特別区(東京23区)、政令指定都市については、各区、政令指定年の間で、人口規模に大きな違いがあるため、平均価は算出されていない。このため、特別区、政令指定都市については、人口30万人以上の193円を指標として考える。
  

  職員の体制の整備が最大の課題 

「人口150万の市の図書館で正規(専任)職員32人のうち、司書(専門職員)が4人 って、ほんとうですか?」と、一体、どれだけ、県内だけでなく県外の市民(住民)や図書館関係者から、驚き呆れられた、いや、驚き呆れられていることでしょう。   

     専任職員32人、②うち司書4、③非常勤・臨時職員118、④派遣職員60

北九州市との比較 (2007・平成19年~2016・平成28年)
・北九州市立図書館 専任職員20人(うち司書2)⇒37人(うち司書22)
・福岡市立図書館  専任職員43人(うち司書12)⇒32人(うち司書4)
※平成30年度は、司書1人減の3人に。(図書サービス課1,文学・文書課2)

 ② 2007年(平成19年)から2018年(平成30年)の12年間で、福岡市総合図書館の館長は9人と短い期間で変わっている。なお、同期間で副館長(事業管理部長事務代理)は6人で、31人、11人、23人、2年目1人と、2年の任期が多い。いずれも短期間の任期である。

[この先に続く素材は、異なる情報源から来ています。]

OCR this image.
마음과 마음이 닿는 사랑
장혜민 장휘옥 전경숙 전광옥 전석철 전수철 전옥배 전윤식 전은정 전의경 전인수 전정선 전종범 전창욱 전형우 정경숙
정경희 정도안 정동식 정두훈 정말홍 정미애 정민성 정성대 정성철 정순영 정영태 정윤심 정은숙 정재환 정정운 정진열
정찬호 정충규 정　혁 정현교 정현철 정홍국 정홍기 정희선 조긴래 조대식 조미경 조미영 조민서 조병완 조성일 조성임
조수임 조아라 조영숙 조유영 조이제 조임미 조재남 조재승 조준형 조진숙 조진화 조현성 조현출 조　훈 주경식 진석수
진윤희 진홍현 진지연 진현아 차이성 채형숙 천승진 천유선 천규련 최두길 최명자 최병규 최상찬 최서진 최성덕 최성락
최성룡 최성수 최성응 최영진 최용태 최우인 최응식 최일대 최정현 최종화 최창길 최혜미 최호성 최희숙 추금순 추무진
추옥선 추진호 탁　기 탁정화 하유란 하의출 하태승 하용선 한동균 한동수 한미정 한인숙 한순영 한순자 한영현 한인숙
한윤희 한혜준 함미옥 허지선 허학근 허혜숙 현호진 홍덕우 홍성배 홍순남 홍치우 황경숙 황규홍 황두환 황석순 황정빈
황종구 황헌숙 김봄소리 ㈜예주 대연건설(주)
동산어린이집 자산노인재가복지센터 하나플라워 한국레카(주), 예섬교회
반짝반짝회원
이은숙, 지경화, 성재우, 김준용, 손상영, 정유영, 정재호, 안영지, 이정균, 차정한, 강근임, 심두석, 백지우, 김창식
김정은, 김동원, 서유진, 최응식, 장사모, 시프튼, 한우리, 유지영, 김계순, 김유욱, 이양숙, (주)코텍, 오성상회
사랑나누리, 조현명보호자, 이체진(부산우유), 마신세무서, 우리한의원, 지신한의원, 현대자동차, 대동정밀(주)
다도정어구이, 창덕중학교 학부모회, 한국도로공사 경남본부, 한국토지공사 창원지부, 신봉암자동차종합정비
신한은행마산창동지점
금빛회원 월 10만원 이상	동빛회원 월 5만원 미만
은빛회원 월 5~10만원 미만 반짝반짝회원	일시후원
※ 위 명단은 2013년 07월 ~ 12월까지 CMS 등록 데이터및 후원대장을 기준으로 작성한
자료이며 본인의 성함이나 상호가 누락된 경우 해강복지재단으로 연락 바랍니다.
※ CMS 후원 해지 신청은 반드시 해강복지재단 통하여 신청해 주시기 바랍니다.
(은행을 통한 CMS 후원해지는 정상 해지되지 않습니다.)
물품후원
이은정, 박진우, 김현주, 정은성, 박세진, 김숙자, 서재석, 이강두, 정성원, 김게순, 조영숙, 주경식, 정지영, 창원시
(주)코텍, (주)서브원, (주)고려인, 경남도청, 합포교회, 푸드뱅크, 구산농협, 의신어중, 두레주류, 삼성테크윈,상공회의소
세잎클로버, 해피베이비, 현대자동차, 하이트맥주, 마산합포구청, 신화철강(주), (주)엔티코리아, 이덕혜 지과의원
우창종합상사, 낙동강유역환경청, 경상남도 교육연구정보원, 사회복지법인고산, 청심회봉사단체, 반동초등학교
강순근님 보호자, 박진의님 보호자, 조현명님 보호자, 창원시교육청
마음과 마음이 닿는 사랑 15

福岡市において40年間にわたって、全域サービス網の図書館計画が作られてこなかった最大の要因は、計画をつくる当事者、その責務を担う専門職員の体制がつくられてこなかったことにあると考えます。

「すべての市民への図書館サービスを考え、それを具体化、政策化することに力をつくす館長、専門職員の不在が、図書館砂漠のまち・福岡市をもたらしている」と考えられます。

すべての福岡市民が利用できる、図書館政策策定の早急な取り組みを!そのための職員の体制づくりを。